Despite the heterogeneity of Canada's immigrant population, small sample sizes often prevent health researchers from studying specific subgroups.  This report demonstrates how combining cycles of the Canadian Community Health Survey (CCHS) makes it possible to move beyond the Canadian-born/immigrant dichotomy to more refined analyses of immigrant health. 

Data and methods

Based on combined data from the 2003, 2005, and 2007/2008 CCHS, this analysis compares the age-standardized prevalence of fair/poor self-perceived health, diabetes and arthritis among immigrants and the Canadian-born population at three progressively more precise breakdowns of immigrants by birthplace.

Results

Overall, immigrants were more likely than the Canadian-born to report poor health and diabetes, but less likely to report arthritis.  This association changed when the immigrant group was disaggregated.  This report demonstrates the importance of analyzing immigrants' health outcomes by birthplace and duration of residence in Canada.  

Interpretation

Studies based on the immigrant/non-immigrant dichotomy combine immigrants with different risk factors, settlement experiences and health behaviours, and can yield findings that appear contradictory.  Analysis of more specific immigrant subgroups improves understanding of immigrants' health relative to that of the Canadian-born population. 

Keywords

Arthritis, diabetes, birthplace, health surveys, immigration, self-perceived health, time since immigration

Findings

According to the 2006 Census, nearly 20% of Canada's population were foreign-born.1 Moreover, in the last 35 years, the predominant source countries of immigrants to Canada have shifted from Europe to Asia, the Middle East and Africa. Because of immigrants' increasingly diverse origins, it is important to study them as a non-homogenous group. A challenge facing health researchers is that small sample surveys can limit the analysis of immigrant subpopulations. [Full Text]

Authors

Michelle Rotermann (613-951-3166; michelle.rotermann@statcan.gc.ca) is with the Health Analysis Division at Statistics Canada, Ottawa, Ontario K1A 0T6.

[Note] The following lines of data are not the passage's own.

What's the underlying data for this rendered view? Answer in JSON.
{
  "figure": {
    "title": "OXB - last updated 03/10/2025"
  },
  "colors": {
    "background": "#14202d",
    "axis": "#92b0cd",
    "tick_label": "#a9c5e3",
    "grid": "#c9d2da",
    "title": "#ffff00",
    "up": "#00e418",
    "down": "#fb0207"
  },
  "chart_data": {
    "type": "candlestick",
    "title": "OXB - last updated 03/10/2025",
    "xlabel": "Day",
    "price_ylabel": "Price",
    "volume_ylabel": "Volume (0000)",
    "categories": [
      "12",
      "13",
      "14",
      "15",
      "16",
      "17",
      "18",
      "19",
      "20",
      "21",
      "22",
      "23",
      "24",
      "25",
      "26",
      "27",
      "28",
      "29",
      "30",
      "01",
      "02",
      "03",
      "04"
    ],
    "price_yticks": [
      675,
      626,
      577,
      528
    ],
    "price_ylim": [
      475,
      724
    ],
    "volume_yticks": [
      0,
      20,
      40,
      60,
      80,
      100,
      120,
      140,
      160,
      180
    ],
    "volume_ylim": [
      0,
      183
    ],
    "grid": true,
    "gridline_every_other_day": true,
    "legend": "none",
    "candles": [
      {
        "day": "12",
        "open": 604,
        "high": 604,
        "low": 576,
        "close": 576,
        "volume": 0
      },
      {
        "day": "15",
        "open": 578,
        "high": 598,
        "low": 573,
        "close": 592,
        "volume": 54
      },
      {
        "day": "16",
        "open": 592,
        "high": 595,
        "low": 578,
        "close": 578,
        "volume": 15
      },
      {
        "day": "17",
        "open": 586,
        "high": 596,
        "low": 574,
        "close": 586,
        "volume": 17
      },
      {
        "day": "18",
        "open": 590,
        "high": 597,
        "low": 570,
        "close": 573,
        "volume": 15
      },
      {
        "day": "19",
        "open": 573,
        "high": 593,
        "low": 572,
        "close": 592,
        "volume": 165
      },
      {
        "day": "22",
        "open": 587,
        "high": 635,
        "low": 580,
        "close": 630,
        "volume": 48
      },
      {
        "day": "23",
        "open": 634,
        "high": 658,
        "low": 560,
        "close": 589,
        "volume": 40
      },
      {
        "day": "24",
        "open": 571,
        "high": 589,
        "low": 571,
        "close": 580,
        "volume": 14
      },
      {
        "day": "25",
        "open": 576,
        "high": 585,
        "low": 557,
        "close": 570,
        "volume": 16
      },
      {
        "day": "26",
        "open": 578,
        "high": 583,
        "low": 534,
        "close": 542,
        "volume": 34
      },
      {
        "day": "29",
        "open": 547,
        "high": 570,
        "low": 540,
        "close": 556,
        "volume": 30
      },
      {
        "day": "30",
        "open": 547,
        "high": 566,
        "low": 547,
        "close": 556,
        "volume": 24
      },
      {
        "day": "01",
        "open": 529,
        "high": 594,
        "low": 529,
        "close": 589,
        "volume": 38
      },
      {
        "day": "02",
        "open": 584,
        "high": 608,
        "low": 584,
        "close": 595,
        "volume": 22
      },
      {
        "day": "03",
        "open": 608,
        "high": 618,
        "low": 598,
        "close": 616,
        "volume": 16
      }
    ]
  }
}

What is already known on this subject

  • Differences in immigrants' health and health care use can exist by world region of birth and duration of residence in Canada, but sample sizes from most surveys do not permit such breakdowns.

What does this study add

  • This study demonstrates the analytical advantage of combining cycles of the Canadian Community Health Survey (CCHS) to examine immigrant health.
  • When three cycles of CCHS data are combined, differences emerge in the prevalence of self-reported fair/poor health, arthritis and diabetes by immigrants' birthplace and duration of residence in Canada.
  • The combined data demonstrate how moving beyond the Canadian-born/immigrant dichotomy can improve understanding of the health of Canada's immigrant population.